The Reading Festival organisers and team of stage crew become more and more like family with each passing year. The bands come and go, but the festival is one monster that keeps on growling, and 2010 was a fine beast of madness.

I work on the Radio 1/NME stage, which is the second stage of the festival and holds up to 20,000 people when the surrounding areas are also full. It's an intense experience compared to the main stage. It's all about the bands that have worked and grafted and suddenly see the culmination of their work: it's hot, sweaty, packed, a crowdsurfing, shoulder-jumping, mosh pit heaven.

It's always good to kick off with some lovely people, and a band that has a bit of a buzz. Frankie & the Heartstrings were the perfect call; all flair and poise, grace and melody. They were swiftly followed by young, fresh faced Surfer Blood, whose anthem Swim has such a classic feel about it. Friday was shaping up to be a great day with a constant buzz about how nuts Mumford and Sons would be later that night.

I was also recording plenty of interviews for the radio throughout the weekend, and caught up with Mike from Lostprophets, Marina & The Diamonds and Peredur Ap Gwynedd from Pendulum. Listen to the show this Wednesday and Saturday on BBC Radio Wales from 6.30pm for some of those chats.

Marina and Beth backstage

Marina and Beth backstage

Back to Friday at the R1 stage, and from mid afternoon the excitement was mounting. Two Door Cinema Club threw the tent into sheer chaos with their electro pop; Yeasayer brought fun, tunes, and their otherworldy vibes; Delphic provided another notch of anthemic hits; then all hell broke loose as Mumford & Sons' shindig caused riots all the way through the tent. It was the moment when Reading forgot to 'rock' but threw a proper hoedown, and will probably never recover from the shock.

Mumford & Sons

Mumford & Sons

Having the unenviable task of following the hype and radio hits of Mumford & Sons, Phoenix were outstanding and really shone. Their canon of hits over the past few years came together perfectly for a superb set. Headliners LCD Soundsystem played a storming show, and I'm a superfan so they can do no wrong.

A perfect end to an amazing day.

Saturday was all about Kids In Glass Houses on the Radio 1 stage. They're one of the best bands to come from Wales in recent years, and each time I see them perform they just get better and better. Aled is a mesmerising frontman, and they all have golden personalities - a brilliant festival band in every way.

Kids In Glass Houses

Kids In Glass Houses

Then the line up got a little weird with Frank Turner, who is such a huge star, Serj Tankian, the lead singer from System Of A Down, the ever-baffling screams of Crystal Castles, and the super-pumped Enter Shikari. Finally there was the juggernaut of live drum and bass, with extra speakers and pyrotechnics, from Pendulum!
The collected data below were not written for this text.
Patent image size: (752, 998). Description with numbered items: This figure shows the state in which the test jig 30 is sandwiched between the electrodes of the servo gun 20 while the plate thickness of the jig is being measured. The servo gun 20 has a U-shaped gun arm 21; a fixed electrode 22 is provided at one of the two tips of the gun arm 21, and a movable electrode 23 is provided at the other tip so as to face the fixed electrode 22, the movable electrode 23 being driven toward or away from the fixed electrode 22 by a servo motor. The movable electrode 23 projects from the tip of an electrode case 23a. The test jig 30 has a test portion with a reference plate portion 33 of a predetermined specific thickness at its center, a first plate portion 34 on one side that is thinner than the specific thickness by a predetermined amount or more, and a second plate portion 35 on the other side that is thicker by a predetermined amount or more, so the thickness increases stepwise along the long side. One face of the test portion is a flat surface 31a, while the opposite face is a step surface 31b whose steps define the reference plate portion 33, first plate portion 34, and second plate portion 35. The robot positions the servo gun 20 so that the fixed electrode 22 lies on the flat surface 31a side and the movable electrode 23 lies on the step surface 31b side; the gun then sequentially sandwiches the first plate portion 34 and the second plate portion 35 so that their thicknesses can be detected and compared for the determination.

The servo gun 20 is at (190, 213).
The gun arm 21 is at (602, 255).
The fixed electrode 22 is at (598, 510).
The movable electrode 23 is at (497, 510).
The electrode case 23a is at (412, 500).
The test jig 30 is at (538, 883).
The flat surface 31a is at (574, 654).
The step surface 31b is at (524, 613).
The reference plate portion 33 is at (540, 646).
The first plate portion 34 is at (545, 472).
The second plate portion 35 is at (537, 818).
Sunday is always a weary start, especially after DJing the Silent Disco till 3am! Thankfully, the opening band have the sweetest most incredible songs, melodies, harmonies - and did I mention SONGS? Then it's a whirlwind of bands from The Joy Formidable, Local Natives, Los Campesinos!, Wild Beasts, The Drums, and then the biggest shock of the day...

Kele, formerly of Bloc Party, was a man possessed, possessed with some sort of happy drug. He came on in the maddest outfit, danced wildly, raved it up completely, was funny and entertaining, climbed all over the stage and stacks, and threw the crowd into a wild frenzy.

The last evening then came and went with Band Of Horses, Foals, We Are Scientists, and Klaxons bringing this huge beast of a festival to a close. We partied till dawn, and struggled home on the bank holiday with another official end to the summer hols and summer festivals. Muddy fields I bid you officially goodbye for now.